侯君集抱着胳膊微微侧耳,无所谓地耸了耸肩膀。

“谁知道,陛下总是想一出是一出……”

“咳哼。”

一声干咳打断了两人的背后蛐蛐。

侯、李二人同时回头。

只见大唐黄门侍郎,刘洎刘宰相,红着脸、闷着头,插进了两人之间,坐在中间的席位上。

啧……侯君集不耐地咂了咂嘴,瞪了一眼这个不羞不臊的手下败将。

老刘把头垂得更低了,背却挺得笔直,跪坐在桌案前,好像一个对着酒席罚跪的小学生一般,尴尬得脚趾都快抠抽筋了。

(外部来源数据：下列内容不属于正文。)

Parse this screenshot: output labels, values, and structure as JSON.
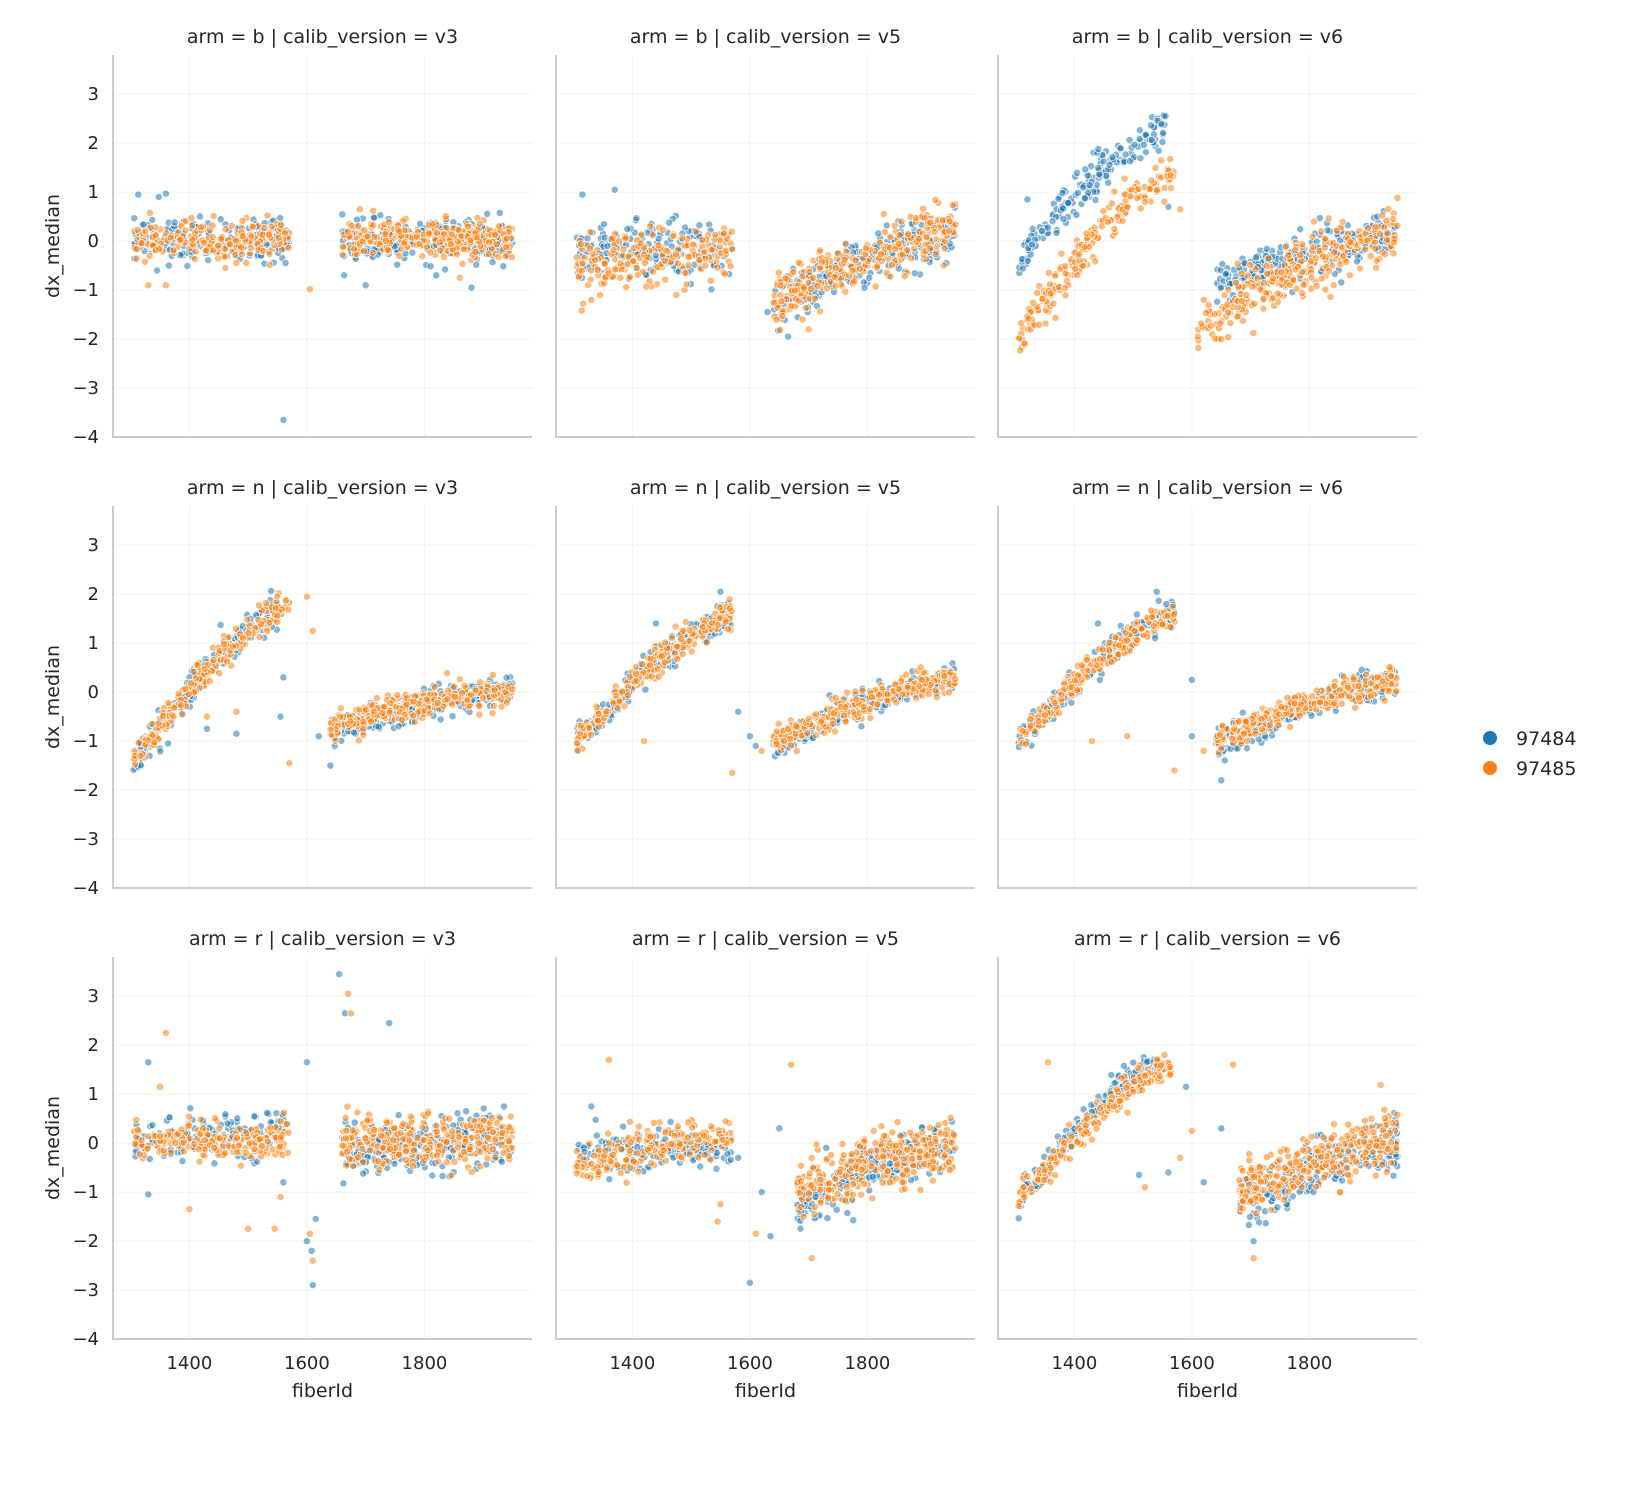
{
  "chart_data": {
    "type": "scatter",
    "layout": "facet-grid 3x3",
    "row_facet": "arm",
    "col_facet": "calib_version",
    "rows": [
      "b",
      "n",
      "r"
    ],
    "cols": [
      "v3",
      "v5",
      "v6"
    ],
    "title_template": "arm = {row} | calib_version = {col}",
    "xlabel": "fiberId",
    "ylabel": "dx_median",
    "xlim": [
      1270,
      1983
    ],
    "ylim": [
      -4,
      3.8
    ],
    "xticks": [
      1400,
      1600,
      1800
    ],
    "yticks": [
      -4,
      -3,
      -2,
      -1,
      0,
      1,
      2,
      3
    ],
    "ytick_labels": [
      "−4",
      "−3",
      "−2",
      "−1",
      "0",
      "1",
      "2",
      "3"
    ],
    "grid": true,
    "legend": {
      "placement": "right",
      "entries": [
        {
          "label": "97484",
          "color": "#1f77b4"
        },
        {
          "label": "97485",
          "color": "#ff7f0e"
        }
      ]
    },
    "marker_alpha": 0.55,
    "note": "Scatter points are approximated per panel as parametric clusters (x range, linear trend endpoints, spread, count) plus visible outliers, per series.",
    "panels": [
      {
        "row": "b",
        "col": "v3",
        "series": {
          "97484": {
            "clusters": [
              [
                1305,
                1570,
                0.0,
                0.05,
                0.22,
                170
              ],
              [
                1660,
                1950,
                0.0,
                0.0,
                0.2,
                260
              ]
            ],
            "outliers": [
              [
                1313,
                0.95
              ],
              [
                1348,
                0.9
              ],
              [
                1360,
                0.97
              ],
              [
                1345,
                -0.6
              ],
              [
                1365,
                -0.5
              ],
              [
                1700,
                -0.9
              ],
              [
                1880,
                -0.95
              ],
              [
                1560,
                -3.65
              ],
              [
                1820,
                -0.7
              ]
            ]
          },
          "97485": {
            "clusters": [
              [
                1305,
                1570,
                -0.05,
                0.05,
                0.2,
                200
              ],
              [
                1660,
                1950,
                0.05,
                0.05,
                0.18,
                300
              ]
            ],
            "outliers": [
              [
                1330,
                -0.9
              ],
              [
                1360,
                -0.9
              ],
              [
                1605,
                -0.98
              ],
              [
                1860,
                -0.75
              ],
              [
                1480,
                -0.45
              ],
              [
                1690,
                0.65
              ]
            ]
          }
        }
      },
      {
        "row": "b",
        "col": "v5",
        "series": {
          "97484": {
            "clusters": [
              [
                1305,
                1570,
                -0.2,
                -0.2,
                0.3,
                170
              ],
              [
                1640,
                1950,
                -1.3,
                0.15,
                0.25,
                230
              ]
            ],
            "outliers": [
              [
                1315,
                0.95
              ],
              [
                1370,
                1.05
              ],
              [
                1665,
                -1.95
              ],
              [
                1630,
                -1.45
              ]
            ]
          },
          "97485": {
            "clusters": [
              [
                1305,
                1570,
                -0.5,
                -0.2,
                0.28,
                200
              ],
              [
                1640,
                1950,
                -1.2,
                0.2,
                0.28,
                280
              ]
            ],
            "outliers": [
              [
                1330,
                -1.2
              ],
              [
                1345,
                -1.1
              ],
              [
                1700,
                -1.8
              ],
              [
                1690,
                -1.6
              ]
            ]
          }
        }
      },
      {
        "row": "b",
        "col": "v6",
        "series": {
          "97484": {
            "clusters": [
              [
                1305,
                1555,
                -0.4,
                2.3,
                0.22,
                180
              ],
              [
                1640,
                1950,
                -0.9,
                0.1,
                0.22,
                230
              ]
            ],
            "outliers": [
              [
                1320,
                0.85
              ],
              [
                1555,
                2.55
              ],
              [
                1560,
                0.7
              ]
            ]
          },
          "97485": {
            "clusters": [
              [
                1305,
                1570,
                -1.9,
                1.45,
                0.2,
                200
              ],
              [
                1610,
                1950,
                -1.8,
                0.25,
                0.3,
                280
              ]
            ],
            "outliers": [
              [
                1580,
                0.65
              ],
              [
                1610,
                -1.95
              ],
              [
                1650,
                -2.0
              ]
            ]
          }
        }
      },
      {
        "row": "n",
        "col": "v3",
        "series": {
          "97484": {
            "clusters": [
              [
                1305,
                1555,
                -1.5,
                1.7,
                0.18,
                180
              ],
              [
                1640,
                1950,
                -0.8,
                0.05,
                0.15,
                220
              ]
            ],
            "outliers": [
              [
                1430,
                -0.75
              ],
              [
                1480,
                -0.85
              ],
              [
                1640,
                -1.5
              ],
              [
                1620,
                -0.9
              ],
              [
                1555,
                -0.5
              ],
              [
                1560,
                0.3
              ]
            ]
          },
          "97485": {
            "clusters": [
              [
                1305,
                1570,
                -1.4,
                1.8,
                0.16,
                220
              ],
              [
                1640,
                1950,
                -0.7,
                0.05,
                0.14,
                280
              ]
            ],
            "outliers": [
              [
                1600,
                1.95
              ],
              [
                1610,
                1.25
              ],
              [
                1570,
                -1.45
              ],
              [
                1430,
                -0.5
              ],
              [
                1480,
                -0.4
              ]
            ]
          }
        }
      },
      {
        "row": "n",
        "col": "v5",
        "series": {
          "97484": {
            "clusters": [
              [
                1305,
                1570,
                -1.0,
                1.6,
                0.15,
                180
              ],
              [
                1640,
                1950,
                -1.1,
                0.3,
                0.15,
                220
              ]
            ],
            "outliers": [
              [
                1310,
                -0.6
              ],
              [
                1440,
                1.4
              ],
              [
                1550,
                2.05
              ],
              [
                1600,
                -0.9
              ],
              [
                1610,
                -1.1
              ],
              [
                1580,
                -0.4
              ]
            ]
          },
          "97485": {
            "clusters": [
              [
                1305,
                1570,
                -1.0,
                1.6,
                0.14,
                220
              ],
              [
                1640,
                1950,
                -1.0,
                0.3,
                0.13,
                280
              ]
            ],
            "outliers": [
              [
                1570,
                -1.65
              ],
              [
                1620,
                -1.2
              ],
              [
                1680,
                -1.2
              ],
              [
                1420,
                -1.0
              ]
            ]
          }
        }
      },
      {
        "row": "n",
        "col": "v6",
        "series": {
          "97484": {
            "clusters": [
              [
                1305,
                1570,
                -1.0,
                1.6,
                0.15,
                180
              ],
              [
                1640,
                1950,
                -1.1,
                0.25,
                0.15,
                220
              ]
            ],
            "outliers": [
              [
                1330,
                -0.6
              ],
              [
                1440,
                1.4
              ],
              [
                1540,
                2.05
              ],
              [
                1600,
                -0.9
              ],
              [
                1600,
                0.25
              ],
              [
                1650,
                -1.8
              ]
            ]
          },
          "97485": {
            "clusters": [
              [
                1305,
                1570,
                -1.0,
                1.6,
                0.14,
                220
              ],
              [
                1640,
                1950,
                -1.0,
                0.25,
                0.13,
                280
              ]
            ],
            "outliers": [
              [
                1570,
                -1.6
              ],
              [
                1620,
                -1.2
              ],
              [
                1430,
                -1.0
              ],
              [
                1490,
                -0.9
              ]
            ]
          }
        }
      },
      {
        "row": "r",
        "col": "v3",
        "series": {
          "97484": {
            "clusters": [
              [
                1305,
                1570,
                0.05,
                0.15,
                0.22,
                170
              ],
              [
                1660,
                1950,
                -0.1,
                0.05,
                0.28,
                260
              ]
            ],
            "outliers": [
              [
                1330,
                1.65
              ],
              [
                1330,
                -1.05
              ],
              [
                1600,
                1.65
              ],
              [
                1655,
                3.45
              ],
              [
                1665,
                2.65
              ],
              [
                1740,
                2.45
              ],
              [
                1610,
                -2.9
              ],
              [
                1615,
                -1.55
              ],
              [
                1560,
                -0.8
              ],
              [
                1600,
                -2.0
              ],
              [
                1608,
                -2.2
              ]
            ]
          },
          "97485": {
            "clusters": [
              [
                1305,
                1570,
                0.0,
                0.1,
                0.2,
                200
              ],
              [
                1660,
                1950,
                0.0,
                0.05,
                0.25,
                300
              ]
            ],
            "outliers": [
              [
                1360,
                2.25
              ],
              [
                1350,
                1.15
              ],
              [
                1400,
                -1.35
              ],
              [
                1500,
                -1.75
              ],
              [
                1545,
                -1.75
              ],
              [
                1555,
                -1.1
              ],
              [
                1670,
                3.05
              ],
              [
                1675,
                2.65
              ],
              [
                1610,
                -2.4
              ],
              [
                1605,
                -1.85
              ]
            ]
          }
        }
      },
      {
        "row": "r",
        "col": "v5",
        "series": {
          "97484": {
            "clusters": [
              [
                1305,
                1570,
                -0.2,
                -0.1,
                0.2,
                170
              ],
              [
                1680,
                1950,
                -1.3,
                0.0,
                0.25,
                240
              ]
            ],
            "outliers": [
              [
                1330,
                0.75
              ],
              [
                1600,
                -2.85
              ],
              [
                1635,
                -1.9
              ],
              [
                1620,
                -1.0
              ],
              [
                1650,
                0.3
              ],
              [
                1580,
                -0.3
              ]
            ]
          },
          "97485": {
            "clusters": [
              [
                1305,
                1570,
                -0.5,
                0.2,
                0.2,
                200
              ],
              [
                1680,
                1950,
                -1.0,
                0.0,
                0.3,
                300
              ]
            ],
            "outliers": [
              [
                1360,
                1.7
              ],
              [
                1670,
                1.6
              ],
              [
                1545,
                -1.6
              ],
              [
                1550,
                -1.25
              ],
              [
                1610,
                -1.85
              ],
              [
                1705,
                -2.35
              ]
            ]
          }
        }
      },
      {
        "row": "r",
        "col": "v6",
        "series": {
          "97484": {
            "clusters": [
              [
                1305,
                1550,
                -1.2,
                1.7,
                0.15,
                170
              ],
              [
                1680,
                1950,
                -1.3,
                0.05,
                0.25,
                240
              ]
            ],
            "outliers": [
              [
                1590,
                1.15
              ],
              [
                1560,
                -0.6
              ],
              [
                1510,
                -0.65
              ],
              [
                1620,
                -0.8
              ],
              [
                1650,
                0.3
              ],
              [
                1705,
                -2.0
              ]
            ]
          },
          "97485": {
            "clusters": [
              [
                1305,
                1565,
                -1.2,
                1.6,
                0.15,
                200
              ],
              [
                1680,
                1950,
                -1.0,
                0.05,
                0.28,
                300
              ]
            ],
            "outliers": [
              [
                1355,
                1.65
              ],
              [
                1670,
                1.6
              ],
              [
                1520,
                -0.9
              ],
              [
                1600,
                0.25
              ],
              [
                1705,
                -2.35
              ],
              [
                1580,
                -0.3
              ]
            ]
          }
        }
      }
    ]
  }
}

要是可以,他宁愿在旁边站一辈子,也不想坐在这两头豺狼虎豹的中间。

但是,没办法,全场大家都坐下了,只有他站着更加尴尬……

大概是觉得沉默更为难熬,刘洎又是干咳几声,开腔了:

“陛下请诸位齐聚,一定有他的道理。”

李道宗尬笑一声:

“哈哈,刘侍郎这话说得,和说了话似的。”

老刘不吭气了,脑袋快垂到了桌案上。

类似的情形,还发生在另一桌。

李靖和李世绩坐在一起,相顾无言。

“你好。”

“你好。”

沉默……

“吃了吗?”

“没呢,等开饭。你呢?”

“好巧啊,我也是。”

又是沉默……

在厅堂的上风,龙椅的左右两旁。

正副首相正襟危坐,一言不发。

房玄龄身体轻轻摇晃,他瘦得很厉害,就像台风中的一根枯竹,虽是会被狂风连根拔起。

陛下设宴,他没有理由继续病遁,必须列席。

他怀疑这场“鸿门宴”和他有关,但他没有证据。

在老房的对面,隔着一张龙椅,坐着他的老同僚长孙无忌。

长孙相同样面容庄重,不苟言笑。

他也怀疑李明陛下此举和那个什么劳什子“营养三餐”计划有关,但他同样没有证据。

在一片难堪之中,背景各异的众人,心中却有一个共同意念——

陛下在哪里?赶紧开宴、吃完走人,结束这煎熬的尴尬吧!

就在在场所有人的翘首以盼中,李明陛下姗姗来迟。

群臣由衷地松了一口气,在房玄龄、长孙无忌的带领下,齐声颂曰:

“臣,拜见陛下!”

李明端坐主位,俯瞰着一个又一个对着自己卑躬屈膝的人头,不禁感慨万千。

贞观全明星,都被他一人给集齐了!

房玄龄、长孙无忌、李靖、李世绩……

连同李世民和李治。

一个个如雷贯耳的名字,如今都在他的麾下,对他俯首称臣,在他的调配之下,为了他的天下而呕心沥血!

头一回,李明陛下真正有了“天下尽在我手”的慷慨情怀。

在感慨之余,他却忽地生出了另一个荒唐的念头:

如果在此时此地,闹出了什么事故。